JO: Avant de partir, on ne se parlait pas tous. Nous étions plus séparés en gang. Au début je croyais que nous serions jamais capable de travailler tous ensemble, mais à la grande surprise de tout le monde, tout le monde s'entraidait et s'encourageait. Dans les chambres, quelqu'un manquait de savon, tout le monde se proposait pour lui en prêter. Dans les champs, quelqu'un est fatigué, tout le monde l'encourage pour qu'il continue. À chaque problème, moral ou physique, tout le monde se soutenait.
HM: As-tu eu l'occasion de faire des visites? Si oui, lesquelles ont retenu ton attention?

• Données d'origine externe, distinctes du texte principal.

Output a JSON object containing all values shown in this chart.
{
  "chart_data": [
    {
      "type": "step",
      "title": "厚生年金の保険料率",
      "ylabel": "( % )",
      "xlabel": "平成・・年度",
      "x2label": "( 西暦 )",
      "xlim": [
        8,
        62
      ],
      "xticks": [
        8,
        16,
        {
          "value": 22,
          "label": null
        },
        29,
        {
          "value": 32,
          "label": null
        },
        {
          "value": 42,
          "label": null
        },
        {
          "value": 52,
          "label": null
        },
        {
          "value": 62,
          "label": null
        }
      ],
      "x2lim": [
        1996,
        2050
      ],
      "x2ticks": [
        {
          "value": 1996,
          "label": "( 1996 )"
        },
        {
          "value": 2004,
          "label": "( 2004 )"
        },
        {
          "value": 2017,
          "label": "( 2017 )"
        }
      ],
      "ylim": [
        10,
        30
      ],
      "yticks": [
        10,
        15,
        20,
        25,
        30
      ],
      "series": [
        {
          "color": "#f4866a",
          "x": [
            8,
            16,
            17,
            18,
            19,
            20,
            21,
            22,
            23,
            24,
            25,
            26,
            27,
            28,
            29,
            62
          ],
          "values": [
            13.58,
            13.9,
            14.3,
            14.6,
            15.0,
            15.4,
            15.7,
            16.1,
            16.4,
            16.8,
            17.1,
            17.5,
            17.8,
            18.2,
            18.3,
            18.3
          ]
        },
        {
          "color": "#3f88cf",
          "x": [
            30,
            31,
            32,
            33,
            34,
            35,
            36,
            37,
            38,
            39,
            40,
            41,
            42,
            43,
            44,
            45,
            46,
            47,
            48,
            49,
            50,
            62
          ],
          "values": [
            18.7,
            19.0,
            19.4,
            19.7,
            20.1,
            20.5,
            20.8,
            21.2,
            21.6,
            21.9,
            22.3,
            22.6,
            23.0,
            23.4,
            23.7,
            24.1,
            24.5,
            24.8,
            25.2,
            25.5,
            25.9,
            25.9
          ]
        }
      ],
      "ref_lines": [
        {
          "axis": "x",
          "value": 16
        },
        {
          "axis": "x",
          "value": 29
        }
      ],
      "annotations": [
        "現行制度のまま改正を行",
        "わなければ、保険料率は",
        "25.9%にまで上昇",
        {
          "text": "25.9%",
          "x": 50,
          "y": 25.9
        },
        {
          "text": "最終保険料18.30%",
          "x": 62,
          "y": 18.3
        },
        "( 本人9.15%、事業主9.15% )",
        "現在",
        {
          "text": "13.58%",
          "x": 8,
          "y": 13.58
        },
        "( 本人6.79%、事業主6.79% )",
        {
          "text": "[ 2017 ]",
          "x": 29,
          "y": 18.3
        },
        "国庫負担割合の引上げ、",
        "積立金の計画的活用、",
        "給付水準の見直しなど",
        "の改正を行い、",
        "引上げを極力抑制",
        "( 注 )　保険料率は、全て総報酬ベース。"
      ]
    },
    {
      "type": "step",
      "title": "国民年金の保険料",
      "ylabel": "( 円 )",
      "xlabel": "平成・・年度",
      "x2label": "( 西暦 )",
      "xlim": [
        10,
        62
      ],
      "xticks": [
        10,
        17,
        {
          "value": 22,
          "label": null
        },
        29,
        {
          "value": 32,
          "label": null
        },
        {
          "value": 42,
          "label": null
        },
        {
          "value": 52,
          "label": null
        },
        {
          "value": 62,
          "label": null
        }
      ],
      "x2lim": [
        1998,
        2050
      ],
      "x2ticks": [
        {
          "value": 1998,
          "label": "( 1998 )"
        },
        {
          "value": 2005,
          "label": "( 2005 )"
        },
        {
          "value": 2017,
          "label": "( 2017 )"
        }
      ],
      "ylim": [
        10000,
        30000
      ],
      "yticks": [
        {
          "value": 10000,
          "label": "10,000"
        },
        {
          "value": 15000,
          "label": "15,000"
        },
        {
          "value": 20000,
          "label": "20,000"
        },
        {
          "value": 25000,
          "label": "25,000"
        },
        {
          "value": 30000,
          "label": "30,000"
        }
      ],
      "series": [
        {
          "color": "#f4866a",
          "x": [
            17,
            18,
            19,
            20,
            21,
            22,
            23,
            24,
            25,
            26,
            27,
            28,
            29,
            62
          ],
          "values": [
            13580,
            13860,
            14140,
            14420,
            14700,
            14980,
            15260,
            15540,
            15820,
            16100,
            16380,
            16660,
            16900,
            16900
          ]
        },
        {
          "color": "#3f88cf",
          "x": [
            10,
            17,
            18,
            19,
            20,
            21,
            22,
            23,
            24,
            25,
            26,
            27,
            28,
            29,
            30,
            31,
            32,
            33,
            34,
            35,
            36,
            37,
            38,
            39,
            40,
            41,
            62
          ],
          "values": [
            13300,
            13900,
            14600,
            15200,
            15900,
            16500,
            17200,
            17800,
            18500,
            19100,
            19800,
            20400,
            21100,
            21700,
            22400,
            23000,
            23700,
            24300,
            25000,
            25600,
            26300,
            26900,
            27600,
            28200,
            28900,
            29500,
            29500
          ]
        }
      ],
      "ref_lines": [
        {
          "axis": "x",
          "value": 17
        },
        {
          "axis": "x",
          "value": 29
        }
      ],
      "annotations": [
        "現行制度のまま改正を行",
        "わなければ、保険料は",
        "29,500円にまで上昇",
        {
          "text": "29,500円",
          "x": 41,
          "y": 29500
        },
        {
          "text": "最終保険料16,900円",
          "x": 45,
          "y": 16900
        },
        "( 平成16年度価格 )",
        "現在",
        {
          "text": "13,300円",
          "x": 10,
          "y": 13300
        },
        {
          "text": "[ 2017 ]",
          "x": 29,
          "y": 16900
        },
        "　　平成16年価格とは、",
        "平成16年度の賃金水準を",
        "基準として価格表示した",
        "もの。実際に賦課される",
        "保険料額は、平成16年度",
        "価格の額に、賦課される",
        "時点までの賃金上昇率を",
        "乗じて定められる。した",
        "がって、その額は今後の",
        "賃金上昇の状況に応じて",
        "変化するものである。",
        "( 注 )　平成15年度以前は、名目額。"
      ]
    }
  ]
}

JO: En deux semaines, nous avons fait plusieurs visites, si je réfléchis bien, nous en avions une par jour, soit à chaque après-midi, car nous faisions nos tâches les matins. Entre autres, nous avons visité des musées sur la révolution, une école d'art, une garderie, un foyer pour femmes enceintes, une maison de la culture, la plage et deux fois la capitale, La Havana. Nous sommes même allés dans un restaurant plus chic à La Havana où on nous a servi des pâtes napolitaines et de la pizza pour ensuite aller assister au coup de canon qui se faisait à 21h dans une genre de forteresse. Nous sommes aussi allés dans deux
ferias.
Une fois à La Havana où c'était un peu plus pour les touristes, mais l'autre fois à Güira de Melena même, et c'était pour les paysans. Cette journée, qui était la dernière, nous étions libres pour visiter la cité avec nos jumeaux Cubains. Moi j'ai eu la chance d'aller visiter la maison de la grand-mère d'un jumeau. C'est là que j'ai eu un petit choc personnel, car je savais à quoi ressemblait l'extérieur des maisons, mais l'intérieur j'en avais aucune idée. C'était très sombre et sale. Par contre, cela ne leur empêche pas de nous accueillir à bras ouverts. J'ai rencontré sa grand-mère et sa tante qui était avec son bébé de 4 mois.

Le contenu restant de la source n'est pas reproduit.